Mr. Roberts then states that I “overstepped his (referring to me) bounds” when he claims I dismissed several bench warrants for prosecutorial discretion. Mr. Roberts claims only a judge can dismiss a bench warrant. Mr. Roberts does not reveal the source of the above quotes or his claim to know the law. There is no statutory authority in Georgia on how to dispose of a bench warrant.  O.C.G.A. Section  17-7-90 defining bench warrants is silent on the matter. It is apparent he is carrying water for someone else and whether he is doing so by design or unwittingly, I will leave to the readers.

Although Mr. Roberts claims to have the warrants in his possession, not one of the bench warrants carries a notation it is being dismissed for prosecutorial discretion.

After reading Mr. Roberts article, I went to the office of the Clerk of Superior Court of Coffee County to review the warrants. There were six bench warrants in the batch of cases I reviewed at the jail on April 2, 2015. I was reviewing warrants at the request of Sheriff Wooten to determine the status of the warrants and viability of the cases. I had done the same for one of the former sheriffs, continuing a practice that existed prior to my employment for our office to assist in weeding out old cases. I called my office from the jail when I came upon bench warrants to determine if the case was still open and to inquire about the facts of the case. I made notes on each of the bench warrants on April 2, 2015. 

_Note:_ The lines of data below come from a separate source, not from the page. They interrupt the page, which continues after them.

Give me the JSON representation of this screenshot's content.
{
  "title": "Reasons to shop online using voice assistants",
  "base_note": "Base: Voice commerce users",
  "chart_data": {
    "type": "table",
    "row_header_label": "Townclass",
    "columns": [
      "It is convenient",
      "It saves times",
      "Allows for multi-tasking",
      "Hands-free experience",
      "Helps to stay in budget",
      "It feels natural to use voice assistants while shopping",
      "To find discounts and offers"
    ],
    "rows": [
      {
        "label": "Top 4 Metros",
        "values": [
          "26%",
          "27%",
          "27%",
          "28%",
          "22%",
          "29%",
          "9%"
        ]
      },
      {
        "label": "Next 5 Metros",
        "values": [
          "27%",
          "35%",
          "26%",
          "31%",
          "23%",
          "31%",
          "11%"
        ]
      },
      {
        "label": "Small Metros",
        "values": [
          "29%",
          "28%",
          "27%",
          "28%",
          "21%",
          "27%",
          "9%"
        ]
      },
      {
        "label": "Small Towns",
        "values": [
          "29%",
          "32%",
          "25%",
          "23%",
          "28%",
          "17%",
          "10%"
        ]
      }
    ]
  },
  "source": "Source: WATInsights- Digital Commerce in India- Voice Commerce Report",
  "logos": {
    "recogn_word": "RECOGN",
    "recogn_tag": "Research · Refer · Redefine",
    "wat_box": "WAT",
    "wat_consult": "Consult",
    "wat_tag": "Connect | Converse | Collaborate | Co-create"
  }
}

None of the bench warrants indicate they were being dismissed for prosecutorial discretion. Four carry the notation that the case was going to be dismissed, that is, that the underlying case was going to be dismissed, not the bench warrant. 

One of the bench warrants was from a case in 2002, and the case against the defendant was closed in 2008. The notation on that case was that the case was closed in 2008. One bench warrant from 2004 carries the notation dismiss that the defendant had entered a guilty plea.

The Georgia Supreme Court in addressing bench warrants stated, “The primary purpose of a bench warrant is to secure the presence of the defendant in court. Once the defendant appears in court, the bench warrant is no longer necessary and has no force and effect.” State v. Stringer.

I am not shocked that a bench warrant might still be active even though a case has been resolved. But I would be shocked if any of our four Superior Court judges would desire to have a citizen serve a minute in jail simply because the paper trail had not been cleaned up since the case was resolved. It serves no one’s interest to have some poor soul arrested on a case that has already been closed just because there is dangling paperwork. The officer on the street would not know the warrant had no force and effect. Imagine the confusion and stress of the unfortunate citizen trying to explain he had paid his debt to society in the face of the paper in the officer’s possession.  He or she could potentially lose their job, bringing heartache and misery to his family over trailing paperwork. 

Additionally, the citizens of Coffee County bear the expense of officer’s time and resources to arrest and house someone who should not be in jail. Someone would try to sue someone over the issue.  They may not prevail but the citizens of Coffee County would be paying to defend the suit.

Every official should do their part to prevent such an injustice.